German Yoshukai schools fall under the leadership of Yoshukan Dortmund. Dojos are a members of Yoshukai-International Karate Association and also of the German Karate Federation.

===Yoshukai Latin America===
William "Bill" Solano was born in 1942 in Aguadilla, Puerto Rico, and was raised in the U.S. His first experience in the martial arts was in 1958 in New York City in the art of Jujutsu. In 1969 he began the study of Kung Fu in lower Manhattan, N.Y. In 1972 he moved to Daytona Beach, Florida, where he began studying Yoshukai Karate with Mike Foster. At the end of 1975, Solano returned to Puerto Rico and established his first dojo, where he continued to practice the Yoshukai Karate style until 1981. In 1991 full directorship of the Puerto Rico Yoshukai organization was assumed by Miguel Alejandro, with schools in Cupey, Carolina, Cidra, and two in Trujillo Alto. In 2009 Alejandro formally established Yoshukai Latin America.

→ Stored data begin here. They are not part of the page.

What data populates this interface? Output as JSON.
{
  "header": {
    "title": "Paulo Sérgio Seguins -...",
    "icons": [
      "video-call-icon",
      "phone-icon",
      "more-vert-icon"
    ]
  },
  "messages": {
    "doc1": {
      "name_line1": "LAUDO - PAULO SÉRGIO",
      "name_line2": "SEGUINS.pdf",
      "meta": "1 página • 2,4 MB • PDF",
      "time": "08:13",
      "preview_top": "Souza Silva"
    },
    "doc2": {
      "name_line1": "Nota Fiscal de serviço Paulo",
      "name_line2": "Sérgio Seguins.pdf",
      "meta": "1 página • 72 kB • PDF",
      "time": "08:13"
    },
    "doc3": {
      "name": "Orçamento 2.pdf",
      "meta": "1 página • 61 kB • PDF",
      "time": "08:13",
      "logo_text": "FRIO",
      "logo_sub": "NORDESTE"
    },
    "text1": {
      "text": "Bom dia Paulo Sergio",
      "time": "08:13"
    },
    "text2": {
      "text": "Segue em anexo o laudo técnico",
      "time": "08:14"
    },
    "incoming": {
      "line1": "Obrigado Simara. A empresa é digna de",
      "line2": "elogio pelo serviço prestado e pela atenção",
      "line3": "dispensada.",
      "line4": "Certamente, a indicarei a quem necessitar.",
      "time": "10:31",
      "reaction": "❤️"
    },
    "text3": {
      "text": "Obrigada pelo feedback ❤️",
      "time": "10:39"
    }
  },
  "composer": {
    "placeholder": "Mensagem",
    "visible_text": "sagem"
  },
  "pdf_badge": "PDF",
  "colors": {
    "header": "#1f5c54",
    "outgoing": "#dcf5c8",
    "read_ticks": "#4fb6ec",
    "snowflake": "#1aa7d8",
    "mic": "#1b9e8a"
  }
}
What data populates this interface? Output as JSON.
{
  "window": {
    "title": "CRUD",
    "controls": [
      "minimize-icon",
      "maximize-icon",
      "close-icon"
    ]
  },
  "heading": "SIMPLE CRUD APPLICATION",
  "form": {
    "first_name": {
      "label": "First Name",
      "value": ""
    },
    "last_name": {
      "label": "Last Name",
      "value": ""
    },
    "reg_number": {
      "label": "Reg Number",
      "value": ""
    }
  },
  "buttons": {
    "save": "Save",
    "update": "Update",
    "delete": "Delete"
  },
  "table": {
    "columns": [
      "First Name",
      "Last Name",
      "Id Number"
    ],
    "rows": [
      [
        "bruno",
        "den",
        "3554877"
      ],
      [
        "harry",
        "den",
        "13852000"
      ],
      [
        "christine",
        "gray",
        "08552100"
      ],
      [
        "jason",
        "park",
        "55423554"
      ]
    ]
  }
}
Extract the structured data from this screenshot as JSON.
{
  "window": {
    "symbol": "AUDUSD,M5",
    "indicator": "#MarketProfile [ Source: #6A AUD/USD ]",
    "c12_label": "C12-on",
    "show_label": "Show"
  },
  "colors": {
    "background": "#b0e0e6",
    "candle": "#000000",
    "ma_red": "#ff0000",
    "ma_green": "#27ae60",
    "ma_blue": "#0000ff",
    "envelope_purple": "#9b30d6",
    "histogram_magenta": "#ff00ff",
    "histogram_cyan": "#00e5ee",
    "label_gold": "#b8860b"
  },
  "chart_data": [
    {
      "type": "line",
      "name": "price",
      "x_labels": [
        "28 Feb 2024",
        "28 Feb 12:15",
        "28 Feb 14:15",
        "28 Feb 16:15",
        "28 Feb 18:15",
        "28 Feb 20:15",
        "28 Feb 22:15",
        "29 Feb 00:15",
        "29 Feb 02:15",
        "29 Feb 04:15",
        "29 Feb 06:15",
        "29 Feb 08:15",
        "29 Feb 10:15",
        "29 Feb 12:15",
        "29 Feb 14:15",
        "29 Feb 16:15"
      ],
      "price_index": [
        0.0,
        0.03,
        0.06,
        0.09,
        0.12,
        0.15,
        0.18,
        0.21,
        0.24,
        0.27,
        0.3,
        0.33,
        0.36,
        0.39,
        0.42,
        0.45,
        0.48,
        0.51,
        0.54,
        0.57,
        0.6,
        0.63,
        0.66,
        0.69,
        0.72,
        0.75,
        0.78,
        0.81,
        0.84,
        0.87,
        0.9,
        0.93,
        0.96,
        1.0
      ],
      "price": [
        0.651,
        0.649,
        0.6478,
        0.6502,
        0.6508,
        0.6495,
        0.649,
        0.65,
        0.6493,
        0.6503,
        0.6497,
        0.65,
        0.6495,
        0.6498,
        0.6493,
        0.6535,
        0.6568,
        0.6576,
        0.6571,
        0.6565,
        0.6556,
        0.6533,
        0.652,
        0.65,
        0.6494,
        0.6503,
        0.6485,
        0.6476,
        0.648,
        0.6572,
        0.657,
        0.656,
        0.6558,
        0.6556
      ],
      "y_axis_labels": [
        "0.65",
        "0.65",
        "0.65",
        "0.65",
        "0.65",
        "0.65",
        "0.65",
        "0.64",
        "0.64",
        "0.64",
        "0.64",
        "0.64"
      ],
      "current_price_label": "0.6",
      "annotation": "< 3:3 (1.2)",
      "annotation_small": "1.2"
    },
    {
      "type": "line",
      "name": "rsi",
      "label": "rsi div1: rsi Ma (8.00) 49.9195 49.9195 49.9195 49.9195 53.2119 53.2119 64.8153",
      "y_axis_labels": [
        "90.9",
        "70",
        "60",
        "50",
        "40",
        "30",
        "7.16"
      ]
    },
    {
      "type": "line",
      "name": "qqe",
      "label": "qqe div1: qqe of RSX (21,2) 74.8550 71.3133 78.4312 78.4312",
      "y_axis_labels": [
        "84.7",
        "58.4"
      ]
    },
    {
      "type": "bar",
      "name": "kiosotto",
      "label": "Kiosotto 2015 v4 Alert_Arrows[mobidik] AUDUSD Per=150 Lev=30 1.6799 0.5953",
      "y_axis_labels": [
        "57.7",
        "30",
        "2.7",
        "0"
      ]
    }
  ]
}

===Yoshukai Australasia===
Tom Somerville, Neil Frazer and Warwick Lobb were instrumental in establishing Yoshukai Karate in New Zealand and later in Australia. Tom Somerville was a New Zealander who lived in the United States and trained with Mike Foster's students Charles Scanlan and Kevin Bradford in New Jersey in the mid seventies. He returned to New Zealand and in 1979 set up a dojo at the University of Canterbury. In the early 1980s, Neil Frazer and Warwick Lobb traveled from New Zealand to New Jersey to complete their black belt training, and Neil Frazer took over running the Canterbury club with assistance from Warwick. In 1990 Dave Leathwick started a club in Palmerston North known as the Tokomaru Dojo, and in 2004 Darel Hall started the third New Zealand club in Wellington.

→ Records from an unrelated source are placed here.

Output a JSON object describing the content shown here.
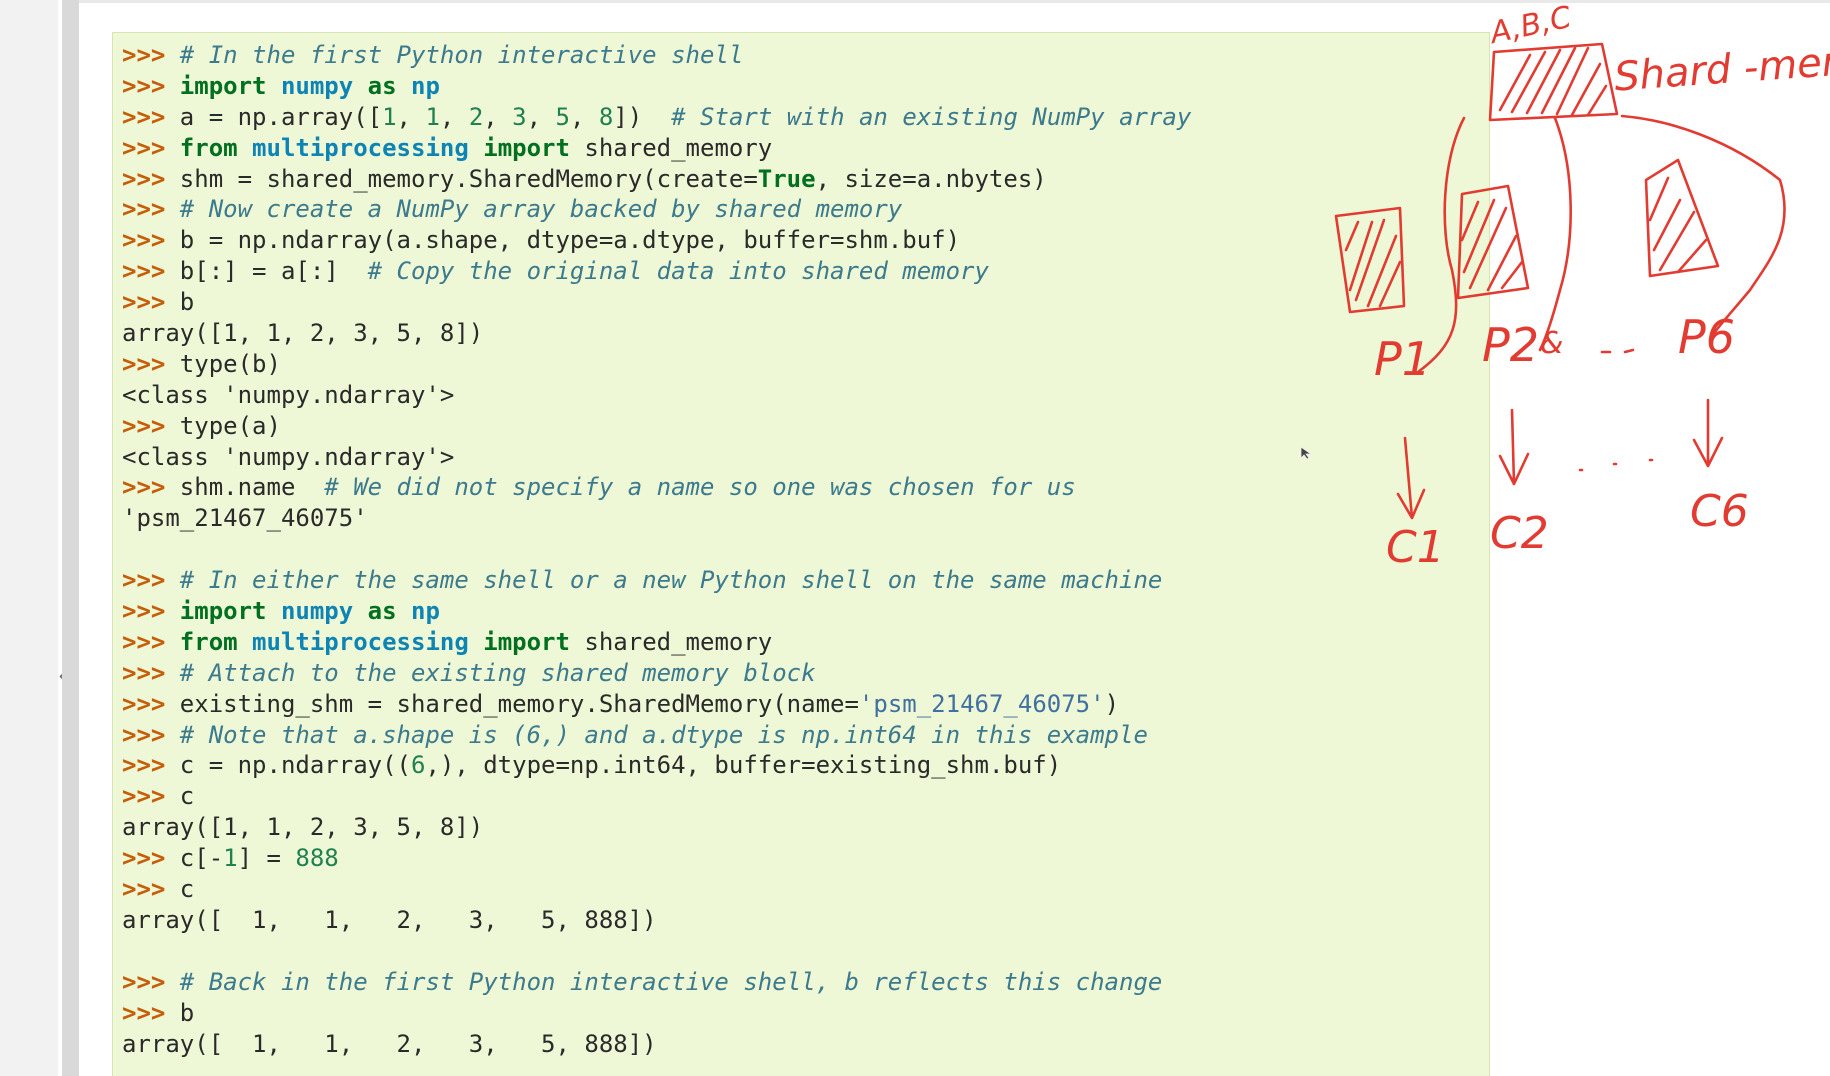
{
  "toggle": {
    "label": "«"
  },
  "code": {
    "lines": [
      [
        {
          "t": "gp",
          "v": ">>> "
        },
        {
          "t": "c",
          "v": "# In the first Python interactive shell"
        }
      ],
      [
        {
          "t": "gp",
          "v": ">>> "
        },
        {
          "t": "kw",
          "v": "import"
        },
        {
          "t": "",
          "v": " "
        },
        {
          "t": "nn",
          "v": "numpy"
        },
        {
          "t": "",
          "v": " "
        },
        {
          "t": "kw",
          "v": "as"
        },
        {
          "t": "",
          "v": " "
        },
        {
          "t": "nn",
          "v": "np"
        }
      ],
      [
        {
          "t": "gp",
          "v": ">>> "
        },
        {
          "t": "",
          "v": "a = np.array(["
        },
        {
          "t": "mi",
          "v": "1"
        },
        {
          "t": "",
          "v": ", "
        },
        {
          "t": "mi",
          "v": "1"
        },
        {
          "t": "",
          "v": ", "
        },
        {
          "t": "mi",
          "v": "2"
        },
        {
          "t": "",
          "v": ", "
        },
        {
          "t": "mi",
          "v": "3"
        },
        {
          "t": "",
          "v": ", "
        },
        {
          "t": "mi",
          "v": "5"
        },
        {
          "t": "",
          "v": ", "
        },
        {
          "t": "mi",
          "v": "8"
        },
        {
          "t": "",
          "v": "])  "
        },
        {
          "t": "c",
          "v": "# Start with an existing NumPy array"
        }
      ],
      [
        {
          "t": "gp",
          "v": ">>> "
        },
        {
          "t": "kw",
          "v": "from"
        },
        {
          "t": "",
          "v": " "
        },
        {
          "t": "nn",
          "v": "multiprocessing"
        },
        {
          "t": "",
          "v": " "
        },
        {
          "t": "kw",
          "v": "import"
        },
        {
          "t": "",
          "v": " shared_memory"
        }
      ],
      [
        {
          "t": "gp",
          "v": ">>> "
        },
        {
          "t": "",
          "v": "shm = shared_memory.SharedMemory(create="
        },
        {
          "t": "kw",
          "v": "True"
        },
        {
          "t": "",
          "v": ", size=a.nbytes)"
        }
      ],
      [
        {
          "t": "gp",
          "v": ">>> "
        },
        {
          "t": "c",
          "v": "# Now create a NumPy array backed by shared memory"
        }
      ],
      [
        {
          "t": "gp",
          "v": ">>> "
        },
        {
          "t": "",
          "v": "b = np.ndarray(a.shape, dtype=a.dtype, buffer=shm.buf)"
        }
      ],
      [
        {
          "t": "gp",
          "v": ">>> "
        },
        {
          "t": "",
          "v": "b[:] = a[:]  "
        },
        {
          "t": "c",
          "v": "# Copy the original data into shared memory"
        }
      ],
      [
        {
          "t": "gp",
          "v": ">>> "
        },
        {
          "t": "",
          "v": "b"
        }
      ],
      [
        {
          "t": "",
          "v": "array([1, 1, 2, 3, 5, 8])"
        }
      ],
      [
        {
          "t": "gp",
          "v": ">>> "
        },
        {
          "t": "",
          "v": "type(b)"
        }
      ],
      [
        {
          "t": "",
          "v": "<class 'numpy.ndarray'>"
        }
      ],
      [
        {
          "t": "gp",
          "v": ">>> "
        },
        {
          "t": "",
          "v": "type(a)"
        }
      ],
      [
        {
          "t": "",
          "v": "<class 'numpy.ndarray'>"
        }
      ],
      [
        {
          "t": "gp",
          "v": ">>> "
        },
        {
          "t": "",
          "v": "shm.name  "
        },
        {
          "t": "c",
          "v": "# We did not specify a name so one was chosen for us"
        }
      ],
      [
        {
          "t": "",
          "v": "'psm_21467_46075'"
        }
      ],
      [],
      [
        {
          "t": "gp",
          "v": ">>> "
        },
        {
          "t": "c",
          "v": "# In either the same shell or a new Python shell on the same machine"
        }
      ],
      [
        {
          "t": "gp",
          "v": ">>> "
        },
        {
          "t": "kw",
          "v": "import"
        },
        {
          "t": "",
          "v": " "
        },
        {
          "t": "nn",
          "v": "numpy"
        },
        {
          "t": "",
          "v": " "
        },
        {
          "t": "kw",
          "v": "as"
        },
        {
          "t": "",
          "v": " "
        },
        {
          "t": "nn",
          "v": "np"
        }
      ],
      [
        {
          "t": "gp",
          "v": ">>> "
        },
        {
          "t": "kw",
          "v": "from"
        },
        {
          "t": "",
          "v": " "
        },
        {
          "t": "nn",
          "v": "multiprocessing"
        },
        {
          "t": "",
          "v": " "
        },
        {
          "t": "kw",
          "v": "import"
        },
        {
          "t": "",
          "v": " shared_memory"
        }
      ],
      [
        {
          "t": "gp",
          "v": ">>> "
        },
        {
          "t": "c",
          "v": "# Attach to the existing shared memory block"
        }
      ],
      [
        {
          "t": "gp",
          "v": ">>> "
        },
        {
          "t": "",
          "v": "existing_shm = shared_memory.SharedMemory(name="
        },
        {
          "t": "s",
          "v": "'psm_21467_46075'"
        },
        {
          "t": "",
          "v": ")"
        }
      ],
      [
        {
          "t": "gp",
          "v": ">>> "
        },
        {
          "t": "c",
          "v": "# Note that a.shape is (6,) and a.dtype is np.int64 in this example"
        }
      ],
      [
        {
          "t": "gp",
          "v": ">>> "
        },
        {
          "t": "",
          "v": "c = np.ndarray(("
        },
        {
          "t": "mi",
          "v": "6"
        },
        {
          "t": "",
          "v": ",), dtype=np.int64, buffer=existing_shm.buf)"
        }
      ],
      [
        {
          "t": "gp",
          "v": ">>> "
        },
        {
          "t": "",
          "v": "c"
        }
      ],
      [
        {
          "t": "",
          "v": "array([1, 1, 2, 3, 5, 8])"
        }
      ],
      [
        {
          "t": "gp",
          "v": ">>> "
        },
        {
          "t": "",
          "v": "c[-"
        },
        {
          "t": "mi",
          "v": "1"
        },
        {
          "t": "",
          "v": "] = "
        },
        {
          "t": "mi",
          "v": "888"
        }
      ],
      [
        {
          "t": "gp",
          "v": ">>> "
        },
        {
          "t": "",
          "v": "c"
        }
      ],
      [
        {
          "t": "",
          "v": "array([  1,   1,   2,   3,   5, 888])"
        }
      ],
      [],
      [
        {
          "t": "gp",
          "v": ">>> "
        },
        {
          "t": "c",
          "v": "# Back in the first Python interactive shell, b reflects this change"
        }
      ],
      [
        {
          "t": "gp",
          "v": ">>> "
        },
        {
          "t": "",
          "v": "b"
        }
      ],
      [
        {
          "t": "",
          "v": "array([  1,   1,   2,   3,   5, 888])"
        }
      ]
    ]
  },
  "annotations": {
    "color": "#e23b32",
    "block_label": "A,B,C",
    "shared_label": "Shard -mem",
    "p1": "P1",
    "p2": "P2",
    "p2_suffix": "&",
    "p6": "P6",
    "c1": "C1",
    "c2": "C2",
    "c6": "C6"
  }
}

Neil Frazer maintains a dojo in Sydney, Australia and continues to direct Yoshukai Australasia. The dispersed nature of New Zealander karateka means that New Zealand Yoshukai practitioners maintain their training in Malaysia, Canada, France and England.
The organization operates a Facebook.com group to provide news and communications.

===Yoshukai Latvia===
The Neguss martial arts club was founded in Yurmala by Eric Annuskans and Sergej Lukatch in autumn 1995 with specialization in karate. Sergej Lukatch is a long-time student of Shihan Otto Rumann, who lived and trained in the Yoshukai Germany Honbu Dojo in Dortmund for several years before moving to Latvia in 1995. He is now the Head-Instructor for Yoshukai-Karate in the baltic region.

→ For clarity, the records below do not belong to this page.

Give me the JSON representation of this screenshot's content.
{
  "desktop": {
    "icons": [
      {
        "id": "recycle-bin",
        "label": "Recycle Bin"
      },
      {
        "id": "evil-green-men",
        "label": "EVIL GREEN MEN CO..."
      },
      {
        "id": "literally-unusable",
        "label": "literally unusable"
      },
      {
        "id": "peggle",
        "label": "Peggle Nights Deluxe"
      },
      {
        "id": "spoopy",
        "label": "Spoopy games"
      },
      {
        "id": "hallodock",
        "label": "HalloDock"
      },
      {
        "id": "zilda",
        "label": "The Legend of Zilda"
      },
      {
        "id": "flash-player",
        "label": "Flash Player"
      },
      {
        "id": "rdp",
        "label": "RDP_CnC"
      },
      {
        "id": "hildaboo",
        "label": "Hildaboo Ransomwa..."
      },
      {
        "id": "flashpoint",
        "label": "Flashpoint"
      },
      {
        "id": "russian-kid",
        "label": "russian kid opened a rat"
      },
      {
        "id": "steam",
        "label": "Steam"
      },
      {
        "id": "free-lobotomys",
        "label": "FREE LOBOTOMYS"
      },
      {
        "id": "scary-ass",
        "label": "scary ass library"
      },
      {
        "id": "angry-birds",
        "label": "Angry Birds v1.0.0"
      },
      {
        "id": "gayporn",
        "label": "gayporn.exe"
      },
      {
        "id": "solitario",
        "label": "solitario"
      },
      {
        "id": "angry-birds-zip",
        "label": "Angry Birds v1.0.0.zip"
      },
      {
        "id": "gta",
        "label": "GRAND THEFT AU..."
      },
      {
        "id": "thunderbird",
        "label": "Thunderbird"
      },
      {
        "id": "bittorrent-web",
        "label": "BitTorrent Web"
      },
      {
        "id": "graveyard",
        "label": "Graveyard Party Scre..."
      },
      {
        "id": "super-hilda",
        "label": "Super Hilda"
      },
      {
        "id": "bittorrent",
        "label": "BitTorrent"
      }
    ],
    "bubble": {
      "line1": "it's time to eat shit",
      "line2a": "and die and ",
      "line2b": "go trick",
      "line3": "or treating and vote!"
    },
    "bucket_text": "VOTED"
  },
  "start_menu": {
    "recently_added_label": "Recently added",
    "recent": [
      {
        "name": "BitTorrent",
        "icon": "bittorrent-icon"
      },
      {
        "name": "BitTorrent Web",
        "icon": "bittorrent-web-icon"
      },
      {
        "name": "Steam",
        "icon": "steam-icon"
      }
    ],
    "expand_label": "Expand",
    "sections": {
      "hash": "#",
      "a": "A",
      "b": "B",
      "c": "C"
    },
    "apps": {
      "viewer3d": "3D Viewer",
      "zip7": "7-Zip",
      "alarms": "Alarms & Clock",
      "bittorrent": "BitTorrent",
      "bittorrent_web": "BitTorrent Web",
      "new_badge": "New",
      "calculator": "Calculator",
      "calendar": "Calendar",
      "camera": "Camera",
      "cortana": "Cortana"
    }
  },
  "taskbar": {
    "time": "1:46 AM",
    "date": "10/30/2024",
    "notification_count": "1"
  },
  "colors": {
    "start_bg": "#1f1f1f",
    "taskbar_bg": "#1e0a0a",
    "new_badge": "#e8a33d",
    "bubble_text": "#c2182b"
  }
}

Initially the Neguss martial arts club worked as an affiliate of Riga's Budo Center, but in 1997 the club affiliated with Yoshukai, historically linking with Chito-ryu. On 3 April 1999, the club was accepted into the International Yoshukai Karate Association by Mike Foster. The Yoshukai-Karate branch of Latvia is part of the European Yoshukai group under the leadership of Shihan Otto Rumann. The Neguss club continues to represent Yoshukai Karate in Latvia.

===Shingo-ha Yoshukai===
Shingo-ha Yoshukai originated from Yoshukai Karate. Yoshukai Karate was founded by Katsuoh "Mamoru" Yamamoto in after he separated from Dr. Chitose Tsuyoshi, the founder of Chito-ryu. Yamamoto adopted many top students into his ranks to include Dr. Mike Sadler, Mike Foster, Rayburn Nichols, and Yuki Koda [34]. Over the course of time, these individuals (save for Yuki Koda) left Yamamoto to form their own organizations for various reasons. Dr. Mike Sadler (10th Dan, Meijin) formed Shingo-ha Yoshukai Karate-do. After Mike Sadler's passing in 2020, Shingo-ha Yoshukai leadership was appointed to Hanshi and Hachi-dan Scott Tomlinson and Hanshi and Hachi-dan Alexander Brice. Both were appointed Kaicho by Mike Sadler prior to his passing.